W tym samym rozdziale Żyd.12: 2,3 o Naszym Panu jest powiedziane jako o tym, który otrzymał wzmocnienie w ten sposób:
„Patrząc na Jezusa, twórcę i dokończyciela wiary, który z powodu przygotowanej mu radości wycierpiał krzyż, nie zważając na hańbę, i zasiadł po prawicy tronu Boga.
Pomyślcie więc o tym, który zniósł tak wielki sprzeciw wobec siebie ze strony grzeszników, abyście nie zniechęcali się w waszych umysłach i nie ustawali”
„który z powodu przygotowanej mu radości (tak radość, jak i nadzieja są objęte w tej myśli), wycierpiał krzyż”. Był On cierpliwym, ponieważ miał nadzieję i radość, które Go wspierały w doświadczeniach. Możliwym jest, że On upadłby, gdyby nie był przez nie podpierany.

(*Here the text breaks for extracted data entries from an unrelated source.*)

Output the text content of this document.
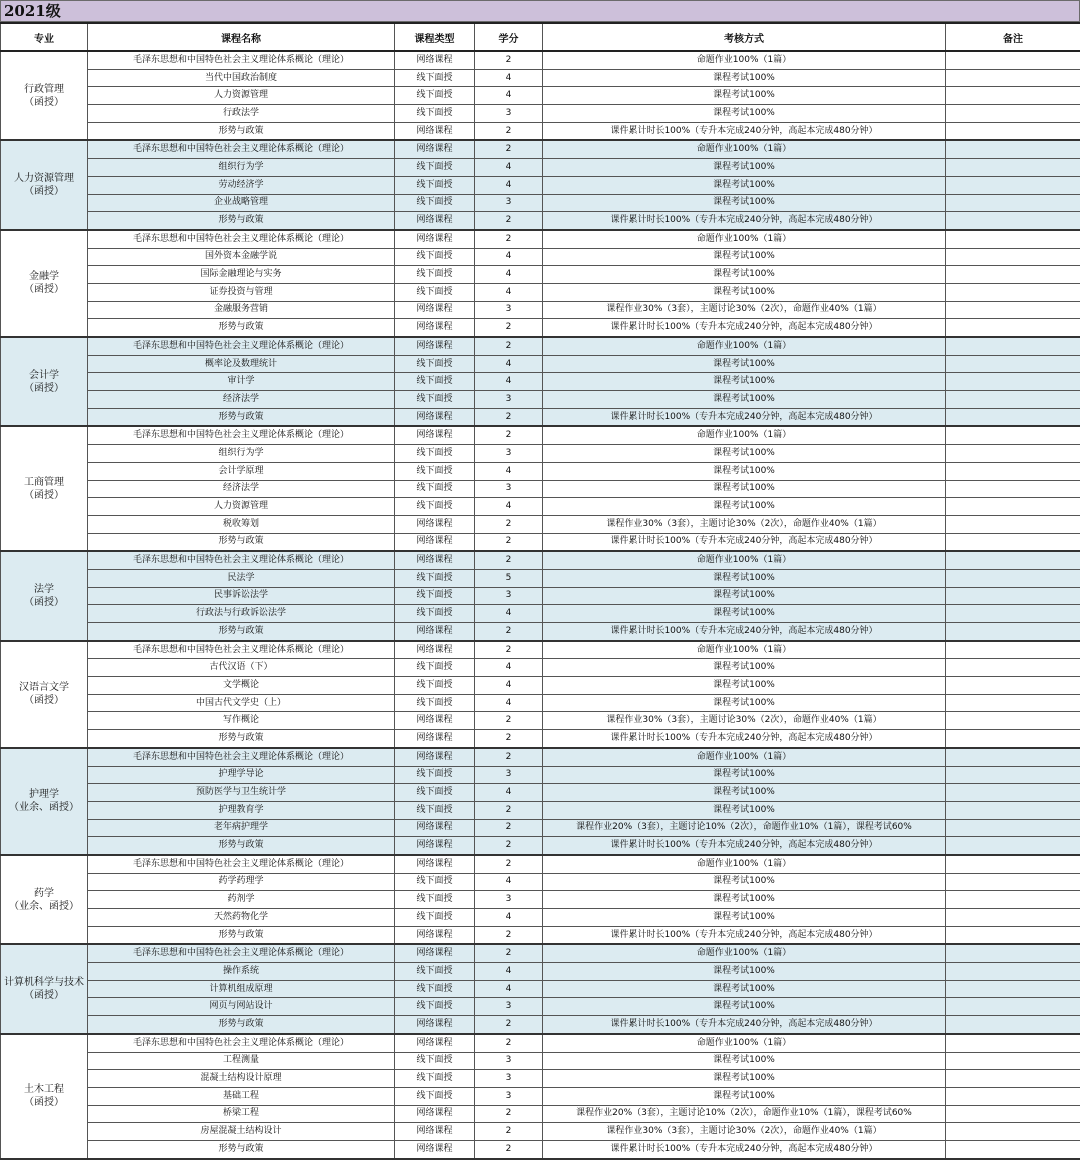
2021级
专业	课程名称	课程类型	学分	考核方式	备注
行政管理
（函授）	毛泽东思想和中国特色社会主义理论体系概论（理论）	网络课程	2	命题作业100%（1篇）	
	当代中国政治制度	线下面授	4	课程考试100%	
	人力资源管理	线下面授	4	课程考试100%	
	行政法学	线下面授	3	课程考试100%	
	形势与政策	网络课程	2	课件累计时长100%（专升本完成240分钟，高起本完成480分钟）	
人力资源管理
（函授）	毛泽东思想和中国特色社会主义理论体系概论（理论）	网络课程	2	命题作业100%（1篇）	
	组织行为学	线下面授	4	课程考试100%	
	劳动经济学	线下面授	4	课程考试100%	
	企业战略管理	线下面授	3	课程考试100%	
	形势与政策	网络课程	2	课件累计时长100%（专升本完成240分钟，高起本完成480分钟）	
金融学
（函授）	毛泽东思想和中国特色社会主义理论体系概论（理论）	网络课程	2	命题作业100%（1篇）	
	国外资本金融学说	线下面授	4	课程考试100%	
	国际金融理论与实务	线下面授	4	课程考试100%	
	证券投资与管理	线下面授	4	课程考试100%	
	金融服务营销	网络课程	3	课程作业30%（3套），主题讨论30%（2次），命题作业40%（1篇）	
	形势与政策	网络课程	2	课件累计时长100%（专升本完成240分钟，高起本完成480分钟）	
会计学
（函授）	毛泽东思想和中国特色社会主义理论体系概论（理论）	网络课程	2	命题作业100%（1篇）	
	概率论及数理统计	线下面授	4	课程考试100%	
	审计学	线下面授	4	课程考试100%	
	经济法学	线下面授	3	课程考试100%	
	形势与政策	网络课程	2	课件累计时长100%（专升本完成240分钟，高起本完成480分钟）	
工商管理
（函授）	毛泽东思想和中国特色社会主义理论体系概论（理论）	网络课程	2	命题作业100%（1篇）	
	组织行为学	线下面授	3	课程考试100%	
	会计学原理	线下面授	4	课程考试100%	
	经济法学	线下面授	3	课程考试100%	
	人力资源管理	线下面授	4	课程考试100%	
	税收筹划	网络课程	2	课程作业30%（3套），主题讨论30%（2次），命题作业40%（1篇）	
	形势与政策	网络课程	2	课件累计时长100%（专升本完成240分钟，高起本完成480分钟）	
法学
（函授）	毛泽东思想和中国特色社会主义理论体系概论（理论）	网络课程	2	命题作业100%（1篇）	
	民法学	线下面授	5	课程考试100%	
	民事诉讼法学	线下面授	3	课程考试100%	
	行政法与行政诉讼法学	线下面授	4	课程考试100%	
	形势与政策	网络课程	2	课件累计时长100%（专升本完成240分钟，高起本完成480分钟）	
汉语言文学
（函授）	毛泽东思想和中国特色社会主义理论体系概论（理论）	网络课程	2	命题作业100%（1篇）	
	古代汉语（下）	线下面授	4	课程考试100%	
	文学概论	线下面授	4	课程考试100%	
	中国古代文学史（上）	线下面授	4	课程考试100%	
	写作概论	网络课程	2	课程作业30%（3套），主题讨论30%（2次），命题作业40%（1篇）	
	形势与政策	网络课程	2	课件累计时长100%（专升本完成240分钟，高起本完成480分钟）	
护理学
（业余、函授）	毛泽东思想和中国特色社会主义理论体系概论（理论）	网络课程	2	命题作业100%（1篇）	
	护理学导论	线下面授	3	课程考试100%	
	预防医学与卫生统计学	线下面授	4	课程考试100%	
	护理教育学	线下面授	2	课程考试100%	
	老年病护理学	网络课程	2	课程作业20%（3套），主题讨论10%（2次），命题作业10%（1篇），课程考试60%	
	形势与政策	网络课程	2	课件累计时长100%（专升本完成240分钟，高起本完成480分钟）	
药学
（业余、函授）	毛泽东思想和中国特色社会主义理论体系概论（理论）	网络课程	2	命题作业100%（1篇）	
	药学药理学	线下面授	4	课程考试100%	
	药剂学	线下面授	3	课程考试100%	
	天然药物化学	线下面授	4	课程考试100%	
	形势与政策	网络课程	2	课件累计时长100%（专升本完成240分钟，高起本完成480分钟）	
计算机科学与技术
（函授）	毛泽东思想和中国特色社会主义理论体系概论（理论）	网络课程	2	命题作业100%（1篇）	
	操作系统	线下面授	4	课程考试100%	
	计算机组成原理	线下面授	4	课程考试100%	
	网页与网站设计	线下面授	3	课程考试100%	
	形势与政策	网络课程	2	课件累计时长100%（专升本完成240分钟，高起本完成480分钟）	
土木工程
（函授）	毛泽东思想和中国特色社会主义理论体系概论（理论）	网络课程	2	命题作业100%（1篇）	
	工程测量	线下面授	3	课程考试100%	
	混凝土结构设计原理	线下面授	3	课程考试100%	
	基础工程	线下面授	3	课程考试100%	
	桥梁工程	网络课程	2	课程作业20%（3套），主题讨论10%（2次），命题作业10%（1篇），课程考试60%	
	房屋混凝土结构设计	网络课程	2	课程作业30%（3套），主题讨论30%（2次），命题作业40%（1篇）	
	形势与政策	网络课程	2	课件累计时长100%（专升本完成240分钟，高起本完成480分钟）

„Pomyślcie więc o tym, który zniósł tak wielki sprzeciw wobec siebie ze strony grzeszników, abyście nie zniechęcali się w waszych umysłach i nie ustawali „. No właśnie. Gdy o tym pomyślimy to zauważymy, że to miłość jaką miał Nasz Pan, pomogła Mu znosić sprzeciwianie od grzeszników i zarazem podpierać także Jego wytrwałość, cierpliwość.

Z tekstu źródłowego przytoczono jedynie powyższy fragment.